Le matin même, des manifestants avaient bravé la peur pour crier « Dégage » au dictateur sur l’avenue Bourguiba, non loin du ministère de l’Intérieur. C’est cette avenue symbolique qu’une foule aux revendications diverses a arpentée jeudi, agitant des drapeaux tunisiens sous l’oeil des nombreux policiers déployés, le pays étant devenu une cible majeure des djihadistes.
« Injustice sociale, torture, impunité… », rejoignant dans la « ferveur » ces milliers de Tunisiens regroupés en famille ou entre amis, une poignée de militants associatifs ont « osé » appeler à l’abrogation de l’article 230 du code pénal, qui criminalise l’homosexualité. Hérité du protectorat français, le texte viole en l’occurrence l’article 24 de la Constitution « supposée » garantir la « protection de la vie privée ».

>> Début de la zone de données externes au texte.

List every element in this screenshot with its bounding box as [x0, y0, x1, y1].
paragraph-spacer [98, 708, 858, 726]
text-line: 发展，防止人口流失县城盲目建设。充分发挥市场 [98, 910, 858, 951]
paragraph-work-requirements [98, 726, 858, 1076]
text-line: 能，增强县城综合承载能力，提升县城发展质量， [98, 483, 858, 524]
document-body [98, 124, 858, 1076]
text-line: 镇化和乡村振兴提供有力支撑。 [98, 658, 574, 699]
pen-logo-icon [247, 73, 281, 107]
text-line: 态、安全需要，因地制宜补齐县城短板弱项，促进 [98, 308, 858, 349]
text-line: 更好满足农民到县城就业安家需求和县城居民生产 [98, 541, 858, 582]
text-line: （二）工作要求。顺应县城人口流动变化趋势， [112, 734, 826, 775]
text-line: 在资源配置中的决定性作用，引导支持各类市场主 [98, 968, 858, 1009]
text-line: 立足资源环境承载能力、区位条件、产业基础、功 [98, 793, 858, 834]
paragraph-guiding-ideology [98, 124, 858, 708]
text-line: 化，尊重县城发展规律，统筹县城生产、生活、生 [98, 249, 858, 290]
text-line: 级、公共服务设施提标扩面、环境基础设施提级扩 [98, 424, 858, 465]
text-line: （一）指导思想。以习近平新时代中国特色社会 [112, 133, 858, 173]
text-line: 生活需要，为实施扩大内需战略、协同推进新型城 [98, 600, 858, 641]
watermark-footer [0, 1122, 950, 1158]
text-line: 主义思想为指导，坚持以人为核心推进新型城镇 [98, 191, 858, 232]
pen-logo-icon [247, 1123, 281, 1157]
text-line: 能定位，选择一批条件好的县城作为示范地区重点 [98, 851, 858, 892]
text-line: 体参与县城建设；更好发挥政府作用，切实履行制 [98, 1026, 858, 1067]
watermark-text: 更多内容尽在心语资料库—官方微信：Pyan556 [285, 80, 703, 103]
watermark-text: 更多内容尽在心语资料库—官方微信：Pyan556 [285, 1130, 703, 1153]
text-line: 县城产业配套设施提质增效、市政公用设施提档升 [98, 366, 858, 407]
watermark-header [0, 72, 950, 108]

« Une révolution, une nouvelle Constitution et un prix Nobel de la paix n’ont pas suffi ! »
Très vite, ils ont été pris à partie et menacés par d’autres manifestants et badauds : « On s’est fait copieusement insulter de « pédés », de « malade mental » etc., et par à peu près tout le monde », nous explique Ramy, qui milite également pour notre association. « Il y avait un membre de Shams et Amina (ex activiste de Femen). Il fallait éviter les dérapages. Et du coup, la police nous a protégé. »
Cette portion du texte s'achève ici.